Coming-Soon-Website erstellen und richtig nutzen
Sie planen einen Website-Launch oder Relaunch? Eine Coming-Soon-Seite informiert Besucher, weckt Interesse und sammelt erste Kontakte – noch bevor Ihre Website fertig ist.
Auf einen Blick
Zielgruppe
- Gründer vor dem Website-Launch
- Unternehmen vor einem Relaunch
- Selbstständige in der Aufbauphase
Voraussetzungen
- Eine registrierte Domain
- Grundlegende Vorstellung vom Projekt
- Optional: Logo und Farbschema
Was ist eine Coming-Soon-Website?
Eine Coming-Soon-Website ist eine temporäre Einzelseite, die auf Ihrer Domain erscheint, solange die eigentliche Website noch nicht fertiggestellt ist. Sie hat genau eine Aufgabe: dem Besucher klar zu machen, dass hier bald etwas Neues entsteht – und ihn so zu behandeln, dass er wiederkommt oder in Kontakt bleibt.
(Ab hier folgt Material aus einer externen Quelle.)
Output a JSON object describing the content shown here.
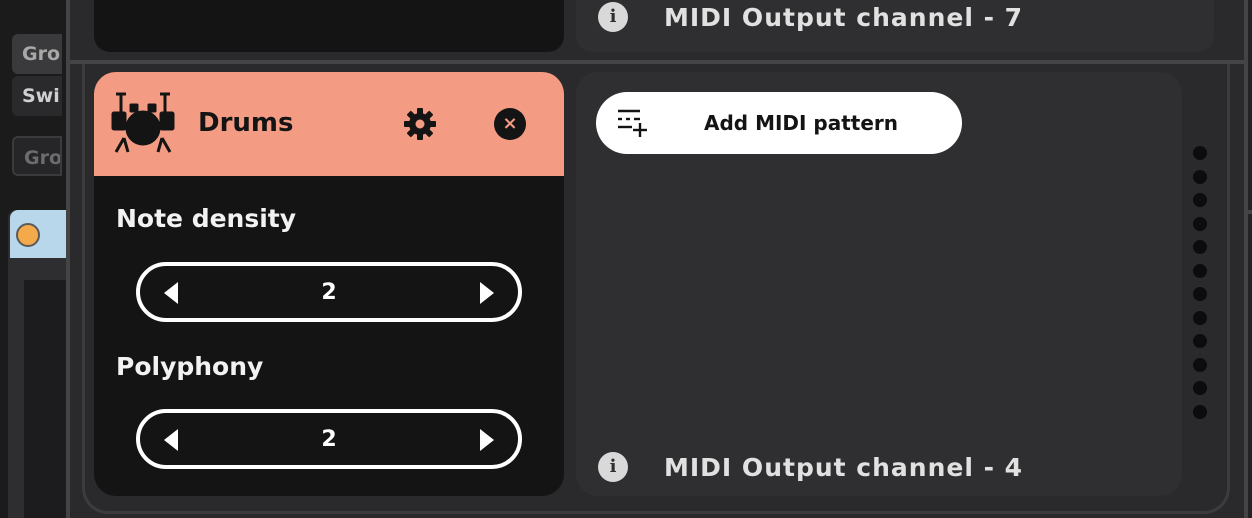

Der Begriff stammt aus dem Englischen und bedeutet so viel wie „demnächst verfügbar”. Im Deutschen sind auch Bezeichnungen wie Vorankündigungsseite oder Platzhalter-Website gebräuchlich, aber das internationale „Coming Soon” hat sich auch im deutschsprachigen Raum durchgesetzt.
Was eine Coming-Soon-Seite von einer normalen Website unterscheidet, ist ihre Konzentration auf das Wesentliche: Sie enthält keine vollständige Navigation, keine umfangreichen Texte und keine verschachtelten Unterseiten. Stattdessen liefert sie eine klare Aussage, einen ersten Eindruck Ihrer Marke und – wenn Sie es richtig machen – eine Möglichkeit zur Kontaktaufnahme.
Wichtig zu verstehen
Eine Coming-Soon-Seite ist kein Notbehelf, sondern ein strategisches Instrument. Richtig eingesetzt, kann sie bereits vor dem eigentlichen Launch erste Interessenten ansprechen und Ihre Marke bekannt machen.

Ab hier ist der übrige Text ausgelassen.